Though it is 0.1lb heavier than the Apple iPad at 1.7 lbs, Xoom is said to be comfortable to hold. The tablet measures 9.8 x 6.6 x 0.5 inches and is about as thick as the iPad and a little larger than Samsung’s Galaxy Tab. It has a front-facing camera top centre when the device is held in landscape mode, which is the ideal way to hold it. Held horizontally too are mini USB and mini HDMI ports and a volume control at the bottom of the device. Along the edges is also a covered micro SD card slot.
Popular consensus has it that images look great on the Motorola Xoom’s full HD resolution display, though text could have been better. Motorola hasn’t spoken of the display’s pixel density to there’s still the chance that things will improve in the shipped product. Xoom uses a 3D processing engine which enables the screen to seem less constricted than it is by allowing series of objects such as multiple running apps to be displayed in cascades.
Xoom uses a multitouch capacitive touchscreen that understands different finger movements such as flicks for page turns, pinching with two fingers for zooming in and pinching in reverse for zooming out, etc. PCWorld.com says Xoom is partial to light touches. Unlike Android 2.2 aka Froyo tablets such as Galaxy Tab, Xoom doesn’t have buttons on the bezel, which consequently don’t get in the way – something people often complain about.
There can be multiple home screens and navigation among them is said to be smooth. There’s a 3D turntable for music, books and video, images of which have frequently appeared in connection with Honeycomb.
There is a main menu along the bottom of the screen, and a multitasking button that displays the currently running apps. And there is a bar along the top that has action menus for each running app.
Honeycomb accepts voice commands to find routes to get to a place, or play specific songs. To activate voice commands there’s a small microphone icon on the Xoom’s home screen.

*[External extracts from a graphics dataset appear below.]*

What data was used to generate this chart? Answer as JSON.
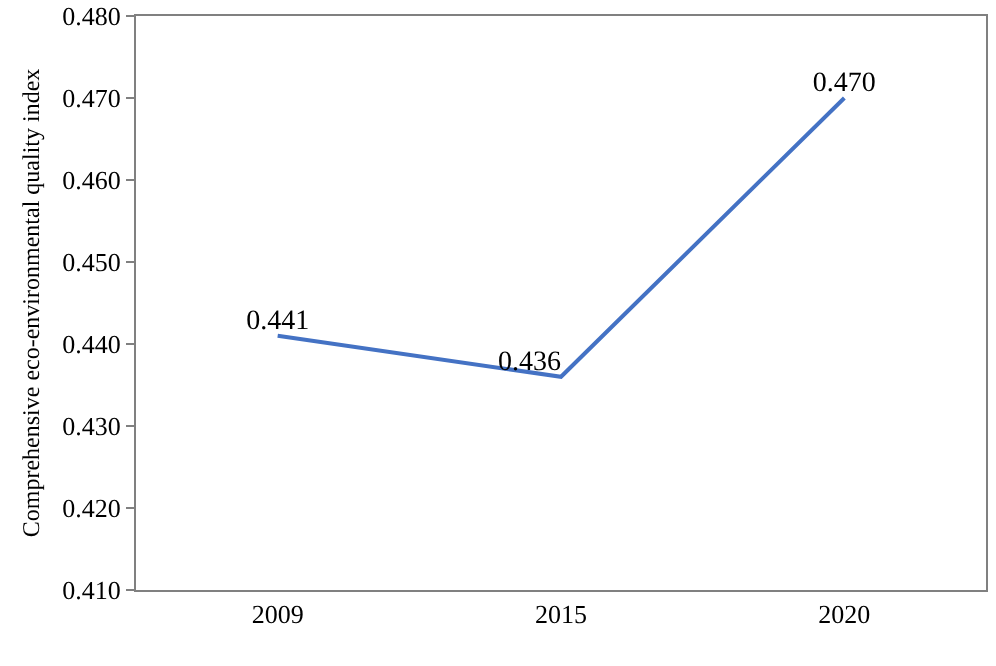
{
  "chart_data": {
    "type": "line",
    "ylabel": "Comprehensive eco-environmental quality index",
    "categories": [
      "2009",
      "2015",
      "2020"
    ],
    "series": [
      {
        "color": "#4472c4",
        "values": [
          0.441,
          0.436,
          0.47
        ],
        "value_labels": [
          "0.441",
          "0.436",
          "0.470"
        ]
      }
    ],
    "ylim": [
      0.41,
      0.48
    ],
    "yticks": [
      {
        "value": 0.41,
        "label": "0.410"
      },
      {
        "value": 0.42,
        "label": "0.420"
      },
      {
        "value": 0.43,
        "label": "0.430"
      },
      {
        "value": 0.44,
        "label": "0.440"
      },
      {
        "value": 0.45,
        "label": "0.450"
      },
      {
        "value": 0.46,
        "label": "0.460"
      },
      {
        "value": 0.47,
        "label": "0.470"
      },
      {
        "value": 0.48,
        "label": "0.480"
      }
    ],
    "grid": false,
    "marker": "none",
    "line_style": "solid"
  }
}
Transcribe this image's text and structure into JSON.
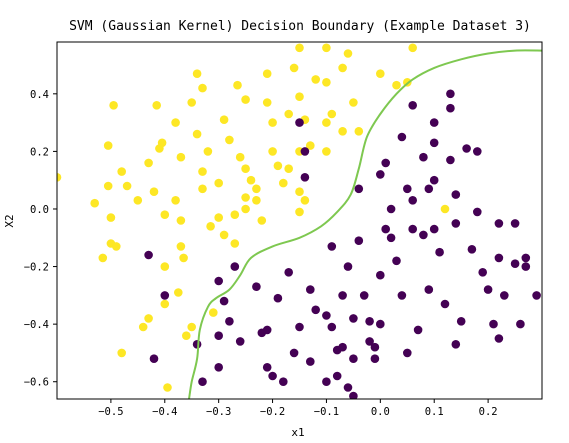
{
  "chart_data": {
    "type": "scatter",
    "title": "SVM (Gaussian Kernel) Decision Boundary (Example Dataset 3)",
    "xlabel": "x1",
    "ylabel": "X2",
    "xlim": [
      -0.6,
      0.3
    ],
    "ylim": [
      -0.66,
      0.58
    ],
    "x_ticks": [
      -0.5,
      -0.4,
      -0.3,
      -0.2,
      -0.1,
      0.0,
      0.1,
      0.2
    ],
    "x_tick_labels": [
      "−0.5",
      "−0.4",
      "−0.3",
      "−0.2",
      "−0.1",
      "0.0",
      "0.1",
      "0.2"
    ],
    "y_ticks": [
      0.4,
      0.2,
      0.0,
      -0.2,
      -0.4,
      -0.6
    ],
    "y_tick_labels": [
      "0.4",
      "0.2",
      "0.0",
      "−0.2",
      "−0.4",
      "−0.6"
    ],
    "grid": false,
    "colors": {
      "class0": "#440154",
      "class1": "#fde725",
      "boundary": "#7ec850"
    },
    "series": [
      {
        "points": [
          [
            -0.6,
            0.11
          ],
          [
            -0.53,
            0.02
          ],
          [
            -0.495,
            0.36
          ],
          [
            -0.505,
            0.22
          ],
          [
            -0.505,
            0.08
          ],
          [
            -0.48,
            0.13
          ],
          [
            -0.5,
            -0.03
          ],
          [
            -0.47,
            0.08
          ],
          [
            -0.515,
            -0.17
          ],
          [
            -0.5,
            -0.12
          ],
          [
            -0.49,
            -0.13
          ],
          [
            -0.45,
            0.03
          ],
          [
            -0.48,
            -0.5
          ],
          [
            -0.44,
            -0.41
          ],
          [
            -0.43,
            0.16
          ],
          [
            -0.415,
            0.36
          ],
          [
            -0.41,
            0.21
          ],
          [
            -0.405,
            0.23
          ],
          [
            -0.42,
            0.06
          ],
          [
            -0.43,
            -0.38
          ],
          [
            -0.4,
            -0.02
          ],
          [
            -0.4,
            -0.33
          ],
          [
            -0.4,
            -0.2
          ],
          [
            -0.395,
            -0.62
          ],
          [
            -0.38,
            0.3
          ],
          [
            -0.37,
            0.18
          ],
          [
            -0.38,
            0.03
          ],
          [
            -0.37,
            -0.04
          ],
          [
            -0.37,
            -0.13
          ],
          [
            -0.375,
            -0.29
          ],
          [
            -0.365,
            -0.17
          ],
          [
            -0.36,
            -0.44
          ],
          [
            -0.35,
            -0.41
          ],
          [
            -0.35,
            0.37
          ],
          [
            -0.34,
            0.47
          ],
          [
            -0.33,
            0.42
          ],
          [
            -0.34,
            0.26
          ],
          [
            -0.33,
            0.13
          ],
          [
            -0.33,
            0.07
          ],
          [
            -0.32,
            0.2
          ],
          [
            -0.315,
            -0.06
          ],
          [
            -0.31,
            -0.36
          ],
          [
            -0.3,
            -0.03
          ],
          [
            -0.29,
            0.31
          ],
          [
            -0.3,
            0.09
          ],
          [
            -0.29,
            -0.09
          ],
          [
            -0.28,
            0.24
          ],
          [
            -0.27,
            -0.12
          ],
          [
            -0.27,
            -0.02
          ],
          [
            -0.265,
            0.43
          ],
          [
            -0.26,
            0.18
          ],
          [
            -0.25,
            0.38
          ],
          [
            -0.25,
            0.14
          ],
          [
            -0.25,
            0.0
          ],
          [
            -0.25,
            0.04
          ],
          [
            -0.24,
            0.1
          ],
          [
            -0.23,
            0.07
          ],
          [
            -0.23,
            0.03
          ],
          [
            -0.22,
            -0.04
          ],
          [
            -0.21,
            0.47
          ],
          [
            -0.21,
            0.37
          ],
          [
            -0.2,
            0.3
          ],
          [
            -0.2,
            0.2
          ],
          [
            -0.19,
            0.15
          ],
          [
            -0.18,
            0.09
          ],
          [
            -0.17,
            0.33
          ],
          [
            -0.16,
            0.49
          ],
          [
            -0.15,
            0.56
          ],
          [
            -0.15,
            0.39
          ],
          [
            -0.15,
            0.2
          ],
          [
            -0.15,
            0.06
          ],
          [
            -0.14,
            0.31
          ],
          [
            -0.14,
            0.03
          ],
          [
            -0.13,
            0.22
          ],
          [
            -0.12,
            0.45
          ],
          [
            -0.1,
            0.56
          ],
          [
            -0.1,
            0.44
          ],
          [
            -0.1,
            0.3
          ],
          [
            -0.1,
            0.2
          ],
          [
            -0.09,
            0.33
          ],
          [
            -0.07,
            0.49
          ],
          [
            -0.07,
            0.27
          ],
          [
            -0.06,
            0.54
          ],
          [
            -0.05,
            0.37
          ],
          [
            -0.04,
            0.27
          ],
          [
            0.0,
            0.47
          ],
          [
            0.03,
            0.43
          ],
          [
            0.05,
            0.44
          ],
          [
            0.06,
            0.56
          ],
          [
            -0.17,
            0.14
          ],
          [
            -0.15,
            -0.01
          ],
          [
            0.12,
            0.0
          ]
        ]
      },
      {
        "points": [
          [
            -0.43,
            -0.16
          ],
          [
            -0.42,
            -0.52
          ],
          [
            -0.4,
            -0.3
          ],
          [
            -0.34,
            -0.47
          ],
          [
            -0.33,
            -0.6
          ],
          [
            -0.3,
            -0.25
          ],
          [
            -0.3,
            -0.44
          ],
          [
            -0.3,
            -0.55
          ],
          [
            -0.29,
            -0.32
          ],
          [
            -0.28,
            -0.39
          ],
          [
            -0.27,
            -0.2
          ],
          [
            -0.26,
            -0.46
          ],
          [
            -0.23,
            -0.27
          ],
          [
            -0.22,
            -0.43
          ],
          [
            -0.21,
            -0.42
          ],
          [
            -0.21,
            -0.55
          ],
          [
            -0.2,
            -0.58
          ],
          [
            -0.19,
            -0.31
          ],
          [
            -0.18,
            -0.6
          ],
          [
            -0.17,
            -0.22
          ],
          [
            -0.16,
            -0.5
          ],
          [
            -0.15,
            -0.41
          ],
          [
            -0.14,
            0.11
          ],
          [
            -0.13,
            -0.28
          ],
          [
            -0.13,
            -0.53
          ],
          [
            -0.12,
            -0.35
          ],
          [
            -0.1,
            -0.37
          ],
          [
            -0.1,
            -0.6
          ],
          [
            -0.09,
            -0.13
          ],
          [
            -0.09,
            -0.41
          ],
          [
            -0.08,
            -0.49
          ],
          [
            -0.08,
            -0.58
          ],
          [
            -0.07,
            -0.3
          ],
          [
            -0.07,
            -0.48
          ],
          [
            -0.06,
            -0.2
          ],
          [
            -0.05,
            -0.38
          ],
          [
            -0.05,
            -0.52
          ],
          [
            -0.05,
            -0.65
          ],
          [
            -0.04,
            0.07
          ],
          [
            -0.04,
            -0.11
          ],
          [
            -0.03,
            -0.3
          ],
          [
            -0.02,
            -0.46
          ],
          [
            -0.01,
            -0.52
          ],
          [
            -0.01,
            -0.48
          ],
          [
            0.0,
            0.12
          ],
          [
            0.0,
            -0.23
          ],
          [
            0.0,
            -0.4
          ],
          [
            0.01,
            0.16
          ],
          [
            0.01,
            -0.07
          ],
          [
            0.02,
            0.0
          ],
          [
            0.02,
            -0.1
          ],
          [
            0.03,
            -0.18
          ],
          [
            0.04,
            0.25
          ],
          [
            0.04,
            -0.3
          ],
          [
            0.05,
            0.07
          ],
          [
            0.05,
            -0.5
          ],
          [
            0.06,
            0.36
          ],
          [
            0.06,
            0.03
          ],
          [
            0.06,
            -0.07
          ],
          [
            0.07,
            -0.42
          ],
          [
            0.08,
            0.18
          ],
          [
            0.08,
            -0.09
          ],
          [
            0.09,
            0.07
          ],
          [
            0.09,
            -0.28
          ],
          [
            0.1,
            0.3
          ],
          [
            0.1,
            0.1
          ],
          [
            0.1,
            -0.07
          ],
          [
            0.11,
            -0.15
          ],
          [
            0.12,
            -0.33
          ],
          [
            0.13,
            0.17
          ],
          [
            0.13,
            0.4
          ],
          [
            0.13,
            0.35
          ],
          [
            0.14,
            0.05
          ],
          [
            0.14,
            -0.05
          ],
          [
            0.14,
            -0.47
          ],
          [
            0.15,
            -0.39
          ],
          [
            0.16,
            0.21
          ],
          [
            0.17,
            -0.14
          ],
          [
            0.18,
            0.2
          ],
          [
            0.19,
            -0.22
          ],
          [
            0.2,
            -0.28
          ],
          [
            0.21,
            -0.4
          ],
          [
            0.22,
            -0.05
          ],
          [
            0.22,
            -0.17
          ],
          [
            0.22,
            -0.45
          ],
          [
            0.23,
            -0.3
          ],
          [
            0.25,
            -0.19
          ],
          [
            0.25,
            -0.05
          ],
          [
            0.26,
            -0.4
          ],
          [
            0.27,
            -0.2
          ],
          [
            0.27,
            -0.17
          ],
          [
            0.29,
            -0.3
          ],
          [
            -0.15,
            0.3
          ],
          [
            -0.14,
            0.2
          ],
          [
            -0.06,
            -0.62
          ],
          [
            0.18,
            -0.01
          ],
          [
            0.1,
            0.23
          ],
          [
            -0.02,
            -0.39
          ]
        ]
      }
    ],
    "boundary": [
      [
        -0.355,
        -0.66
      ],
      [
        -0.35,
        -0.6
      ],
      [
        -0.34,
        -0.52
      ],
      [
        -0.335,
        -0.42
      ],
      [
        -0.32,
        -0.34
      ],
      [
        -0.305,
        -0.31
      ],
      [
        -0.28,
        -0.28
      ],
      [
        -0.26,
        -0.23
      ],
      [
        -0.24,
        -0.17
      ],
      [
        -0.2,
        -0.13
      ],
      [
        -0.15,
        -0.1
      ],
      [
        -0.11,
        -0.06
      ],
      [
        -0.08,
        -0.01
      ],
      [
        -0.055,
        0.05
      ],
      [
        -0.04,
        0.14
      ],
      [
        -0.025,
        0.25
      ],
      [
        0.0,
        0.33
      ],
      [
        0.03,
        0.4
      ],
      [
        0.06,
        0.45
      ],
      [
        0.1,
        0.49
      ],
      [
        0.15,
        0.52
      ],
      [
        0.2,
        0.54
      ],
      [
        0.25,
        0.55
      ],
      [
        0.3,
        0.55
      ]
    ]
  }
}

The improvements to software that Google has made in Honeycomb are mostly experimental ways of browsing a lot of content. There is, for instance, a feature that lays out bookmarked websites in a grid that can be explored in any direction; and a method of flipping through YouTube videos and digital books.

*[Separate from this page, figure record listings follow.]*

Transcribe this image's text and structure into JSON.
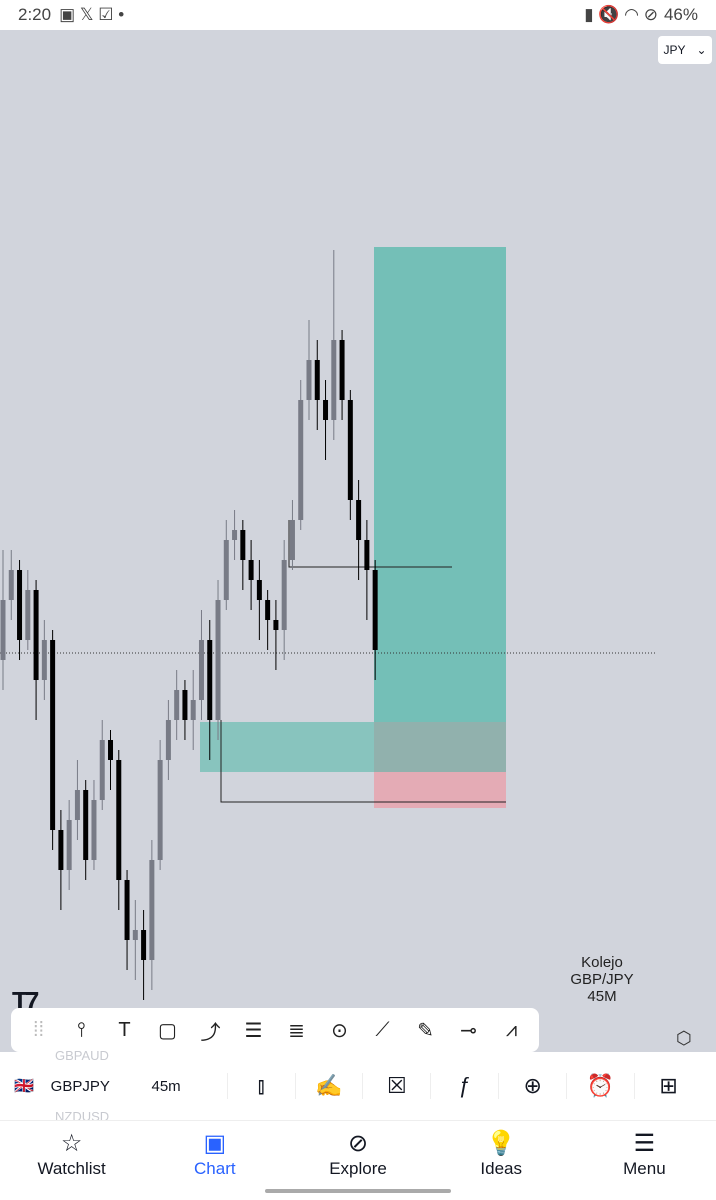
{
  "status": {
    "time": "2:20",
    "battery": "46%"
  },
  "chart": {
    "currency": "JPY",
    "symbol": "GBPJPY",
    "interval": "45m",
    "signature": [
      "Kolejo",
      "GBP/JPY",
      "45M"
    ],
    "bull_color": "#787b86",
    "bear_color": "#000000",
    "bg": "#d1d4dc",
    "current_price_line": 195.87,
    "position": {
      "type": "long",
      "target": 199.93,
      "entry": 195.18,
      "stop": 194.32,
      "profit_color": "#4db6a6",
      "loss_color": "#e8a0ab"
    },
    "zone": {
      "top": 195.18,
      "bottom": 194.68
    },
    "levels": [
      196.73,
      194.38
    ],
    "candles": [
      [
        195.8,
        196.9,
        195.5,
        196.4
      ],
      [
        196.4,
        196.9,
        196.2,
        196.7
      ],
      [
        196.7,
        196.8,
        195.8,
        196.0
      ],
      [
        196.0,
        196.7,
        195.9,
        196.5
      ],
      [
        196.5,
        196.6,
        195.2,
        195.6
      ],
      [
        195.6,
        196.2,
        195.4,
        196.0
      ],
      [
        196.0,
        196.1,
        193.9,
        194.1
      ],
      [
        194.1,
        194.3,
        193.3,
        193.7
      ],
      [
        193.7,
        194.4,
        193.5,
        194.2
      ],
      [
        194.2,
        194.8,
        194.0,
        194.5
      ],
      [
        194.5,
        194.6,
        193.6,
        193.8
      ],
      [
        193.8,
        194.6,
        193.7,
        194.4
      ],
      [
        194.4,
        195.2,
        194.3,
        195.0
      ],
      [
        195.0,
        195.1,
        194.5,
        194.8
      ],
      [
        194.8,
        194.9,
        193.3,
        193.6
      ],
      [
        193.6,
        193.7,
        192.7,
        193.0
      ],
      [
        193.0,
        193.4,
        192.6,
        193.1
      ],
      [
        193.1,
        193.3,
        192.4,
        192.8
      ],
      [
        192.8,
        194.0,
        192.5,
        193.8
      ],
      [
        193.8,
        195.0,
        193.7,
        194.8
      ],
      [
        194.8,
        195.4,
        194.6,
        195.2
      ],
      [
        195.2,
        195.7,
        195.0,
        195.5
      ],
      [
        195.5,
        195.6,
        195.0,
        195.2
      ],
      [
        195.2,
        195.7,
        194.9,
        195.4
      ],
      [
        195.4,
        196.3,
        195.2,
        196.0
      ],
      [
        196.0,
        196.2,
        194.8,
        195.2
      ],
      [
        195.2,
        196.6,
        195.0,
        196.4
      ],
      [
        196.4,
        197.2,
        196.3,
        197.0
      ],
      [
        197.0,
        197.3,
        196.8,
        197.1
      ],
      [
        197.1,
        197.2,
        196.5,
        196.8
      ],
      [
        196.8,
        197.0,
        196.3,
        196.6
      ],
      [
        196.6,
        196.8,
        196.0,
        196.4
      ],
      [
        196.4,
        196.5,
        195.9,
        196.2
      ],
      [
        196.2,
        196.4,
        195.7,
        196.1
      ],
      [
        196.1,
        197.0,
        195.8,
        196.8
      ],
      [
        196.8,
        197.4,
        196.7,
        197.2
      ],
      [
        197.2,
        198.6,
        197.1,
        198.4
      ],
      [
        198.4,
        199.2,
        198.2,
        198.8
      ],
      [
        198.8,
        199.0,
        198.1,
        198.4
      ],
      [
        198.4,
        198.6,
        197.8,
        198.2
      ],
      [
        198.2,
        199.9,
        198.0,
        199.0
      ],
      [
        199.0,
        199.1,
        198.2,
        198.4
      ],
      [
        198.4,
        198.5,
        197.2,
        197.4
      ],
      [
        197.4,
        197.6,
        196.6,
        197.0
      ],
      [
        197.0,
        197.2,
        196.2,
        196.7
      ],
      [
        196.7,
        196.8,
        195.6,
        195.9
      ]
    ]
  },
  "toolbar_icons": [
    "drag-handle",
    "cross-line",
    "text",
    "rectangle",
    "path",
    "parallel-channel",
    "fib-retracement",
    "circle",
    "trend-line",
    "brush",
    "ray",
    "polyline"
  ],
  "bottom_bar": {
    "symbol": "GBPJPY",
    "interval": "45m",
    "ghost_above": "GBPAUD",
    "ghost_below": "NZDUSD"
  },
  "nav": [
    {
      "label": "Watchlist"
    },
    {
      "label": "Chart",
      "active": true
    },
    {
      "label": "Explore"
    },
    {
      "label": "Ideas"
    },
    {
      "label": "Menu"
    }
  ],
  "accent": "#2962ff"
}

Xoom’s virtual keyboard is smaller than the iPads, and according to reviewers, though it is responsive it feels less comfortable than the iPad’s keypad.
At the Google party, the company announced a new Web version of its App Store call WebStore. Each user will maintain all his Android apps on his WebStore page, irrespective of how many Android devices he wants to use a single purchased or free app on. This feature isn’t new, but is more pertinent now, for people would have to pay twice for an app to use it on their Android tablet and smartphone.
Some reviewers complain of the Xoom’s camera app saying that the buttons are placed in an uncomfortable position, but it does have some new features such as the ability to record time-lapse video. Xoom has a 2-megapixel front camera for video chats and a 5-megapixel camera at the back for taking high-resolution pictures.
Honeycomb allows the device it is running on to be encrypted, which would secure private data with a password login system. Since this is a Honeycomb feature, rather than a Motorola feature, it should exist on other Honeycomb tablets too. The Encrypt Tablet option in the settings page also lets system administrators of companies control encryption on the devices they’ve deployed among employees.
Xoom uses a tabbed Web browser, with form auto-fill feature, private browsing, and the ability to sync bookmarks with Google Chrome browser. The browser accesses Google Maps 5 which has 3D interactive maps and can be used offline. It also has Google Talk built in for video chats.